Matthew Kirtland, un associé du bureau de Washington du cabinet d’avocats mondial Norton Rose Fullbright, qui représente le gouvernement du Kazakhstan, a déclaré à EURACTIV mercredi (16 juin) qu’« après des années de mensonges systématiques de la part des Stasis et de leurs co-conspirateurs », le Kazakhstan était « heureux que la vérité éclate maintenant au grand jour ».

« Le retrait par KPMG, en août 2019, de tous ses rapports d’audit concernant les états financiers falsifiés des Statis a marqué un tournant dans la quête de justice du Kazakhstan.
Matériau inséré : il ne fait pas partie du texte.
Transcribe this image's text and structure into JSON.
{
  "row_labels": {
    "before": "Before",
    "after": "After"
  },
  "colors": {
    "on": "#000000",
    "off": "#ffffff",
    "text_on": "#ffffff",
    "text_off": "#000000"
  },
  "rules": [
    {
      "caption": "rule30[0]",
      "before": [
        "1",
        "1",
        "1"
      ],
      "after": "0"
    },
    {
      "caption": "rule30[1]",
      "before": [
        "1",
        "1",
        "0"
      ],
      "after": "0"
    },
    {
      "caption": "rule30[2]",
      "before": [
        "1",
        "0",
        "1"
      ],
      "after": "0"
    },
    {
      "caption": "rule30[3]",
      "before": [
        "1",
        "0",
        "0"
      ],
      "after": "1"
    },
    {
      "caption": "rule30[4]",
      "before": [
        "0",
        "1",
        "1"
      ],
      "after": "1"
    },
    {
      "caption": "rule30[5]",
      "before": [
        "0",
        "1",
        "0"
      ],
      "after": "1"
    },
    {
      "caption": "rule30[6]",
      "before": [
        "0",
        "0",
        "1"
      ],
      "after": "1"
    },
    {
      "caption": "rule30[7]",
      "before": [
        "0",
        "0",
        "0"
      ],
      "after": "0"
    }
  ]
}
Maintenant, les Statis et leurs co-conspirateurs sont confrontés au fait que leur tentative de commettre l’une des plus grandes fraudes de l’histoire de l’arbitrage international est exposée », a expliqué M. Kirtland.

Pour celui-ci, les preuves indiquent que les Statis ont mené leurs activités en créant diverses sociétés qu’ils ont présentées comme des entités tierces, mais qu’ils contrôlaient secrètement, en les utilisant pour gonfler artificiellement les dépenses de leurs opérations kazakhes, en facturant deux fois des équipements et en facturant des équipements inexistants.

En avril 2019, l’ancien directeur financier des Statis a témoigné sous serment aux États-Unis, affirmant que la famille a menti à KPMG alors que cette société vérifiait leurs états financiers.

En août de la même année, après avoir examiné ces preuves et mené sa propre enquête indépendante, KPMG aurait retiré tous ses rapports d’audit utilisés par les Statis dans les différents procès.

Au total, KPMG aurait annulé 18 rapports d’audit couvrant trois années d’états financiers émis par des sociétés contrôlées par les Statis entre 2007 et 2009.

Une autre victoire pour la partie kazakhe a eu lieu le même mois, en août 2019, lorsque le Kazakhstan a obtenu les dossiers bancaires des Statis de la part de la Lettonie, a ajouté M. Kirtland.

Un tournant

Le vice-ministre kazakh de la Justice, Almat Madaliyev, a déclaré à EURACTIV que son pays « se défendra contre cet abus massif d’un système conçu pour protéger les investisseurs honnêtes et ne cédera pas aux Statis et à leurs co-conspirateurs qui tentent de s’en tirer avec l’une des plus grandes fraudes de l’histoire du traité sur la Charte de l’énergie ».

Le Kazakhstan est confiant « que la justice sera rendue contre les Statis et leurs co-conspirateurs ».